Humans infer other humans’ emotional states and unexpressed preferences from physical cues all the time — it’s one of the most important things we do! Not only are we good at it, but some humans are better at it than others, and humans who are bad at it can get better with training.
Indeed, there’s something Very Extremely Online and text-based about the idea that reliably inferring inner cognitive states from photos and video is impossible. Whenever I see someone claim this, I want to suggest they get out more and interact with other humans.
To believe that machines can’t read emotional states and even spot deception (on a better-than-chance basis) is to believe that humans can’t do it, and to believe that humans can’t do it is to believe that judges, juries, insurance adjusters, job interviewers, therapists, investors, and others who we as a society rely on to do this work cannot do it.
So we should assume that not only will robots one day be good at using sensors to infer any inner reality that humans can infer from one another, but that they’ll be better at it than we are. Then we should reason from there about what to do about it.
If it’s possible, what should we do about it?

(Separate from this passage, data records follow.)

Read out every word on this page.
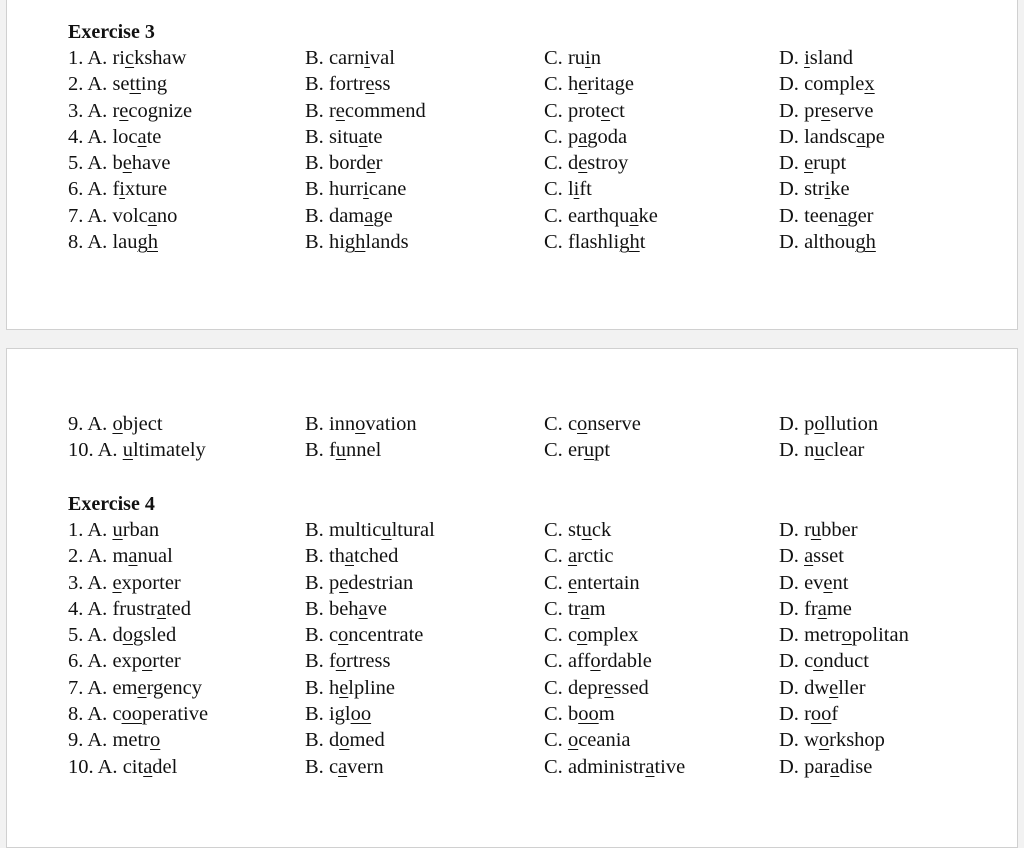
Exercise 3
1. A. rickshaw	B. carnival	C. ruin	D. island
2. A. setting	B. fortress	C. heritage	D. complex
3. A. recognize	B. recommend	C. protect	D. preserve
4. A. locate	B. situate	C. pagoda	D. landscape
5. A. behave	B. border	C. destroy	D. erupt
6. A. fixture	B. hurricane	C. lift	D. strike
7. A. volcano	B. damage	C. earthquake	D. teenager
8. A. laugh	B. highlands	C. flashlight	D. although
9. A. object	B. innovation	C. conserve	D. pollution
10. A. ultimately	B. funnel	C. erupt	D. nuclear
Exercise 4
1. A. urban	B. multicultural	C. stuck	D. rubber
2. A. manual	B. thatched	C. arctic	D. asset
3. A. exporter	B. pedestrian	C. entertain	D. event
4. A. frustrated	B. behave	C. tram	D. frame
5. A. dogsled	B. concentrate	C. complex	D. metropolitan
6. A. exporter	B. fortress	C. affordable	D. conduct
7. A. emergency	B. helpline	C. depressed	D. dweller
8. A. cooperative	B. igloo	C. boom	D. roof
9. A. metro	B. domed	C. oceania	D. workshop
10. A. citadel	B. cavern	C. administrative	D. paradise
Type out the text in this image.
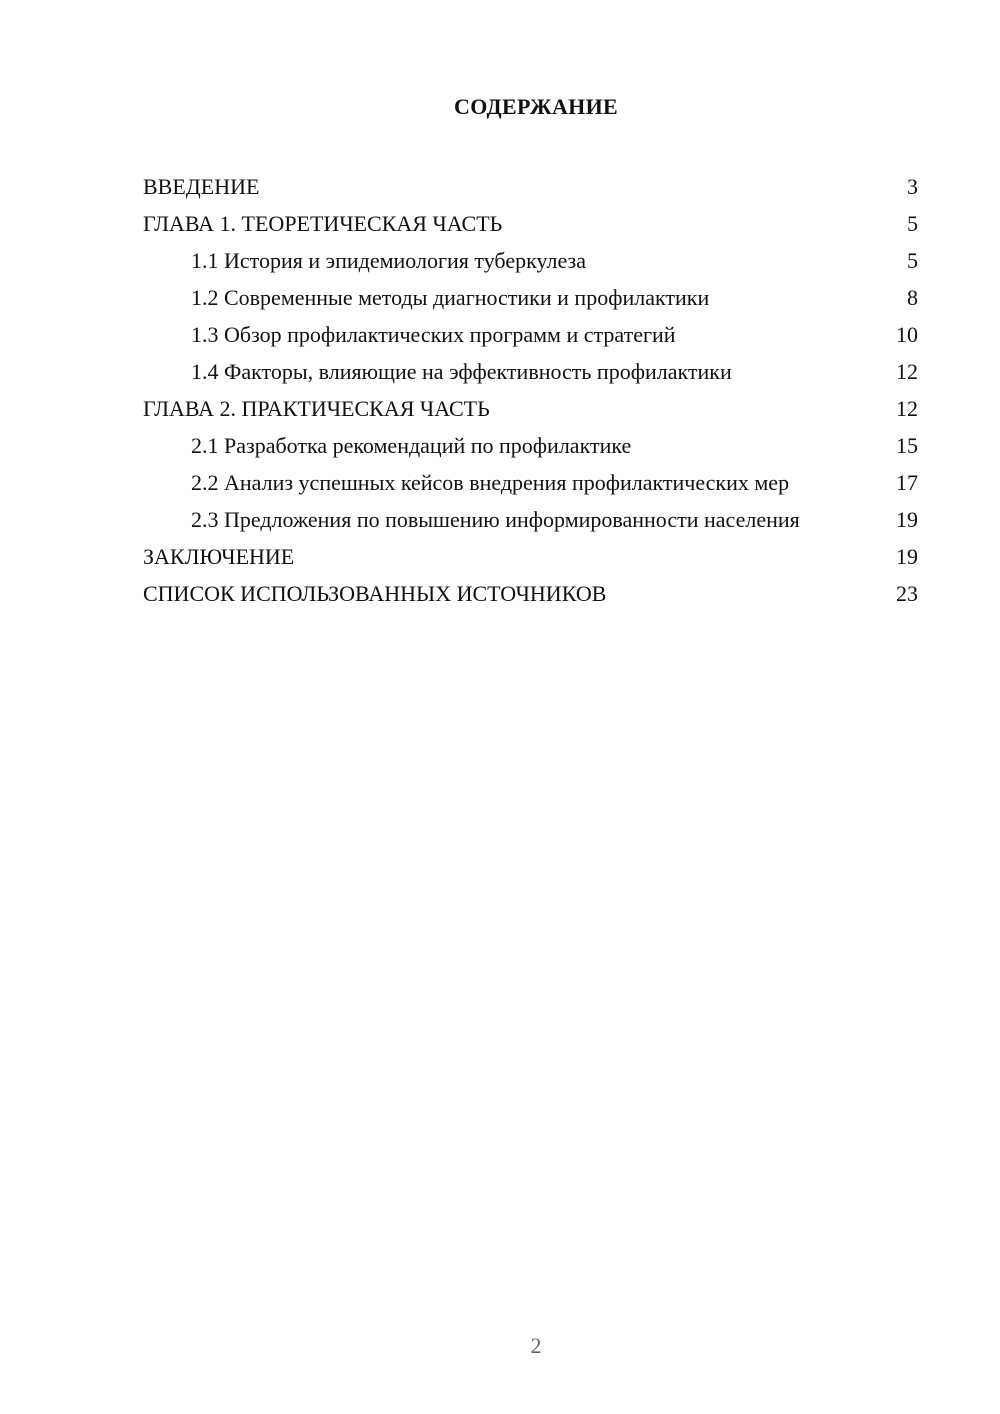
СОДЕРЖАНИЕ
ВВЕДЕНИЕ	3
ГЛАВА 1. ТЕОРЕТИЧЕСКАЯ ЧАСТЬ	5
1.1 История и эпидемиология туберкулеза	5
1.2 Современные методы диагностики и профилактики	8
1.3 Обзор профилактических программ и стратегий	10
1.4 Факторы, влияющие на эффективность профилактики	12
ГЛАВА 2. ПРАКТИЧЕСКАЯ ЧАСТЬ	12
2.1 Разработка рекомендаций по профилактике	15
2.2 Анализ успешных кейсов внедрения профилактических мер	17
2.3 Предложения по повышению информированности населения	19
ЗАКЛЮЧЕНИЕ	19
СПИСОК ИСПОЛЬЗОВАННЫХ ИСТОЧНИКОВ	23
2
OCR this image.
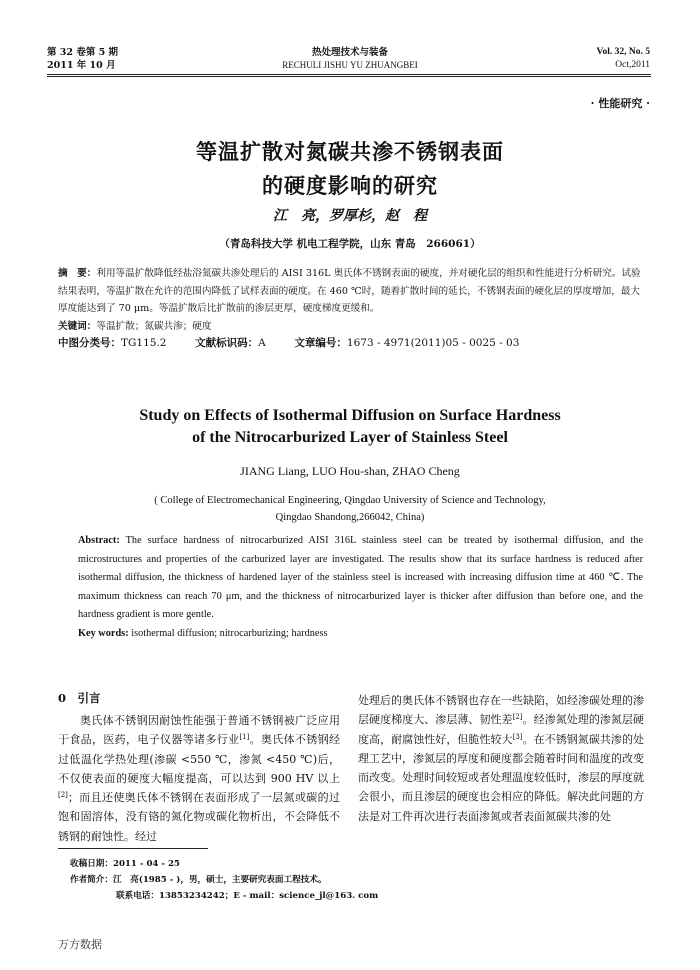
第 32 卷第 5 期
2011 年 10 月
热处理技术与装备
RECHULI JISHU YU ZHUANGBEI
Vol. 32, No. 5
Oct,2011
· 性能研究 ·
等温扩散对氮碳共渗不锈钢表面
的硬度影响的研究
江　亮，罗厚杉，赵　程
（青岛科技大学 机电工程学院，山东 青岛　266061）
摘　要：利用等温扩散降低经盐浴氮碳共渗处理后的 AISI 316L 奥氏体不锈钢表面的硬度，并对硬化层的组织和性能进行分析研究。试验结果表明，等温扩散在允许的范围内降低了试样表面的硬度。在 460 ℃时，随着扩散时间的延长，不锈钢表面的硬化层的厚度增加，最大厚度能达到了 70 μm。等温扩散后比扩散前的渗层更厚，硬度梯度更缓和。
关键词：等温扩散；氮碳共渗；硬度
中图分类号：TG115.2	文献标识码：A	文章编号：1673 - 4971(2011)05 - 0025 - 03
Study on Effects of Isothermal Diffusion on Surface Hardness
of the Nitrocarburized Layer of Stainless Steel
JIANG Liang, LUO Hou-shan, ZHAO Cheng
( College of Electromechanical Engineering, Qingdao University of Science and Technology,
Qingdao Shandong,266042, China)
Abstract: The surface hardness of nitrocarburized AISI 316L stainless steel can be treated by isothermal diffusion, and the microstructures and properties of the carburized layer are investigated. The results show that its surface hardness is reduced after isothermal diffusion, the thickness of hardened layer of the stainless steel is increased with increasing diffusion time at 460 ℃. The maximum thickness can reach 70 μm, and the thickness of nitrocarburized layer is thicker after diffusion than before one, and the hardness gradient is more gentle.
Key words: isothermal diffusion; nitrocarburizing; hardness
0　引言
奥氏体不锈钢因耐蚀性能强于普通不锈钢被广泛应用于食品，医药，电子仪器等诸多行业[1]。奥氏体不锈钢经过低温化学热处理(渗碳 <550 ℃，渗氮 <450 ℃)后，不仅使表面的硬度大幅度提高，可以达到 900 HV 以上[2]；而且还使奥氏体不锈钢在表面形成了一层氮或碳的过饱和固溶体，没有铬的氮化物或碳化物析出，不会降低不锈钢的耐蚀性。经过
处理后的奥氏体不锈钢也存在一些缺陷，如经渗碳处理的渗层硬度梯度大、渗层薄、韧性差[2]。经渗氮处理的渗氮层硬度高，耐腐蚀性好，但脆性较大[3]。在不锈钢氮碳共渗的处理工艺中，渗氮层的厚度和硬度都会随着时间和温度的改变而改变。处理时间较短或者处理温度较低时，渗层的厚度就会很小，而且渗层的硬度也会相应的降低。解决此问题的方法是对工件再次进行表面渗氮或者表面氮碳共渗的处
收稿日期：2011 - 04 - 25
作者简介：江　亮(1985 - )，男，硕士，主要研究表面工程技术。
联系电话：13853234242；E - mail：science_jl@163. com
万方数据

If we do end up with a lie-detecting AI that’s at least as accurate as the gaydar AI, then to me, that could be a tool in the risk management toolbox for insurers, but only if it’s used in the right way.

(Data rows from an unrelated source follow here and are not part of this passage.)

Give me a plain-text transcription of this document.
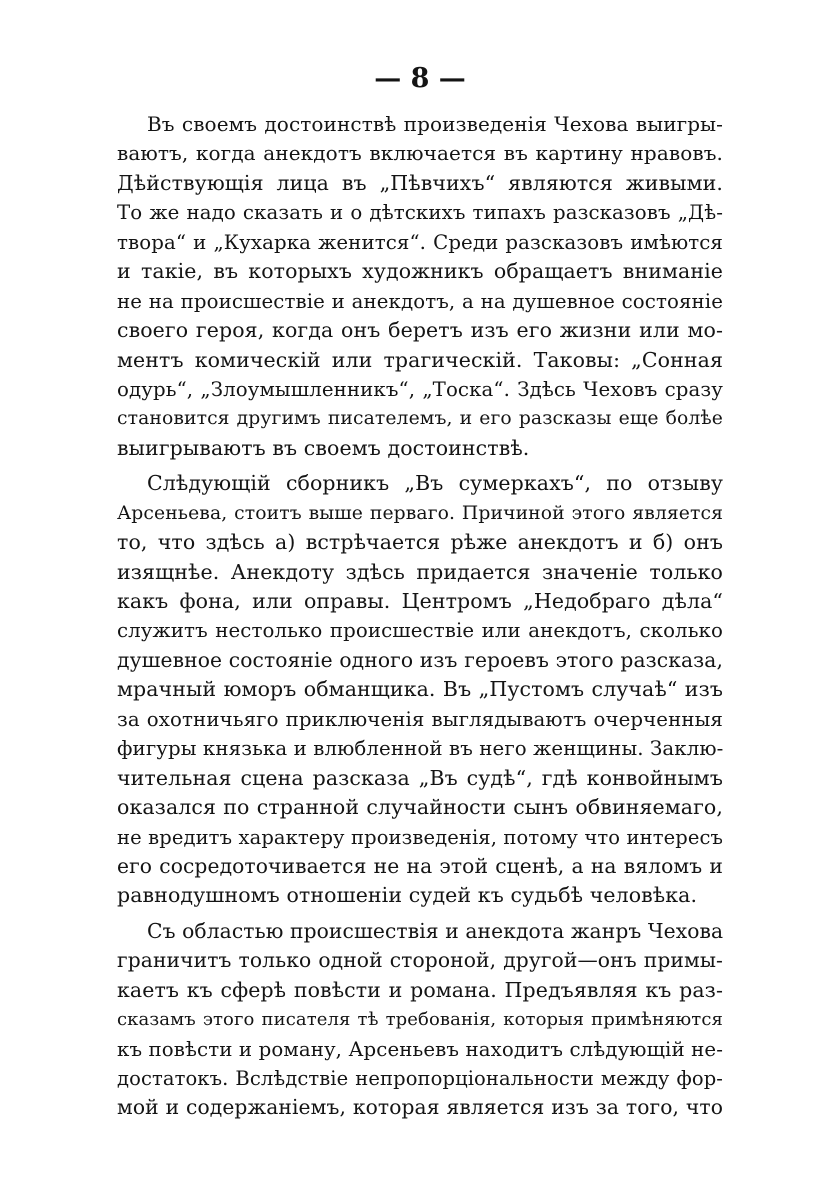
— 8 —
Въ своемъ достоинствѣ произведенія Чехова выигры-
ваютъ, когда анекдотъ включается въ картину нравовъ.
Дѣйствующія лица въ „Пѣвчихъ“ являются живыми.
То же надо сказать и о дѣтскихъ типахъ разсказовъ „Дѣ-
твора“ и „Кухарка женится“. Среди разсказовъ имѣются
и такіе, въ которыхъ художникъ обращаетъ вниманіе
не на происшествіе и анекдотъ, а на душевное состояніе
своего героя, когда онъ беретъ изъ его жизни или мо-
ментъ комическій или трагическій. Таковы: „Сонная
одурь“, „Злоумышленникъ“, „Тоска“. Здѣсь Чеховъ сразу
становится другимъ писателемъ, и его разсказы еще болѣе
выигрываютъ въ своемъ достоинствѣ.
Слѣдующій сборникъ „Въ сумеркахъ“, по отзыву
Арсеньева, стоитъ выше перваго. Причиной этого является
то, что здѣсь а) встрѣчается рѣже анекдотъ и б) онъ
изящнѣе. Анекдоту здѣсь придается значеніе только
какъ фона, или оправы. Центромъ „Недобраго дѣла“
служитъ нестолько происшествіе или анекдотъ, сколько
душевное состояніе одного изъ героевъ этого разсказа,
мрачный юморъ обманщика. Въ „Пустомъ случаѣ“ изъ
за охотничьяго приключенія выглядываютъ очерченныя
фигуры князька и влюбленной въ него женщины. Заклю-
чительная сцена разсказа „Въ судѣ“, гдѣ конвойнымъ
оказался по странной случайности сынъ обвиняемаго,
не вредитъ характеру произведенія, потому что интересъ
его сосредоточивается не на этой сценѣ, а на вяломъ и
равнодушномъ отношеніи судей къ судьбѣ человѣка.
Съ областью происшествія и анекдота жанръ Чехова
граничитъ только одной стороной, другой—онъ примы-
каетъ къ сферѣ повѣсти и романа. Предъявляя къ раз-
сказамъ этого писателя тѣ требованія, которыя примѣняются
къ повѣсти и роману, Арсеньевъ находитъ слѣдующій не-
достатокъ. Вслѣдствіе непропорціональности между фор-
мой и содержаніемъ, которая является изъ за того, что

The following would be the rough outlines of what I take to be “the right way” to do this:
The AI itself doesn’t make a ruling on the claim — it just flags the claim for further scrutiny by a human.
Some human then takes over and looks into the case, and does a deeper dive. Maybe via follow-ups to ask for more evidence and so on.

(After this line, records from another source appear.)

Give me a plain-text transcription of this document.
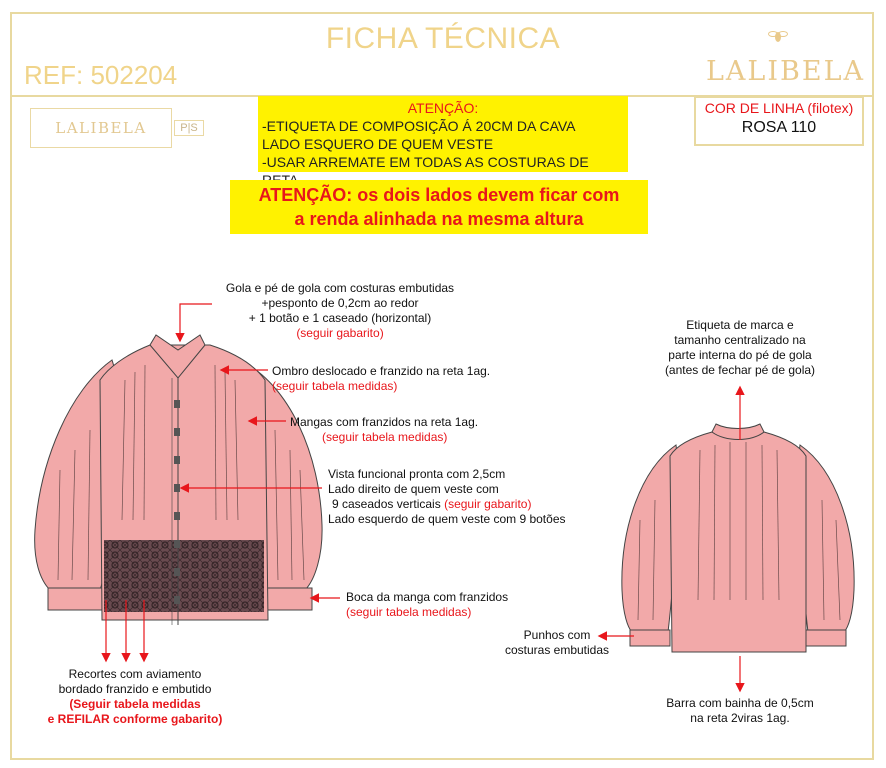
FICHA TÉCNICA
REF: 502204	LALIBELA
LALIBELA	P|S
ATENÇÃO:
-ETIQUETA DE COMPOSIÇÃO Á 20CM DA CAVA
LADO ESQUERO DE QUEM VESTE
-USAR ARREMATE EM TODAS AS COSTURAS DE
ATENÇÃO: os dois lados devem ficar com
a renda alinhada na mesma altura
COR DE LINHA (filotex)
ROSA 110
Gola e pé de gola com costuras embutidas
+pesponto de 0,2cm ao redor
+ 1 botão e 1 caseado (horizontal)
(seguir gabarito)
Ombro deslocado e franzido na reta 1ag.
(seguir tabela medidas)
Mangas com franzidos na reta 1ag.
(seguir tabela medidas)
Vista funcional pronta com 2,5cm
Lado direito de quem veste com
9 caseados verticais (seguir gabarito)
Lado esquerdo de quem veste com 9 botões
Boca da manga com franzidos
(seguir tabela medidas)
Recortes com aviamento
bordado franzido e embutido
(Seguir tabela medidas
e REFILAR conforme gabarito)
Etiqueta de marca e
tamanho centralizado na
parte interna do pé de gola
(antes de fechar pé de gola)
Punhos com
costuras embutidas
Barra com bainha de 0,5cm
na reta 2viras 1ag.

The AI is regularly audited by a conflict-free third party. That means some kind of body that’s not in any way funded by the insurance company or a trade group. This probably means publicly funded.
There’s a robust appeals process, and the results of that appeals process are constantly compared with the AI’s ruling to determine if it has problems or is drifting.
There’s a competitive market for insurance that incentivizes competition on price so that the savings from improved fraud detection get passed on to consumers instead of being pocketed by the company.
If this happened, it would result in a net increase in fairness in the world, because the honest people would no longer be subsidizing the frauds and criminals.
Postscript: Once again, we’re all in debt to extremists
I feel duty-bound to acknowledge that I wouldn’t know about the whole Lemonade thing if it weren’t for the AI ethics accounts I follow, whom I disagree with regularly and whom I am generally at odds with. But y’know, these are the folks sounding the alarm on these things.
It would be better for everyone if more AI watchers would keep an eye out for real harms coming from misuses of AI in the here-and-now, instead of getting distracted with possible future harms related to AGI, the singularity, and so on.
I'm not sure it's entirely fair to characterize "hypothesiz[ing a] link between fixed physical characteristics and some hypothesized inborn tendency or trait" as pseudoscientific "phrenology", since in some cases there are known correlations between these things. Various genetic diseases (e.g. Down syndrome, Williams syndrome, hydrocephalus) cause both mental disabilities and noticeable differences in physical characteristics. There is some evidence (reviewed in https://web.archive.org/web/20210611221151/https://fileleaks.com/file/b41c83251265fdfb29fe062563ca7ea4757a2914/yeoal2007developmentalInstabilityindividualVariationInBrainDevelopment.pdf) that bodily asymmetry is associated with lower IQ & higher rates of some mental illnesses, since harmful mutations in genes with diverse effects can contribute to each of these.
I agree, though, that any prediction algorithm based on such correlations should be used only as a cue for a human to investigate, rather than as a decision-maker in itself, unless it is precise enough that its accuracy wouldn't be significantly improved by human review.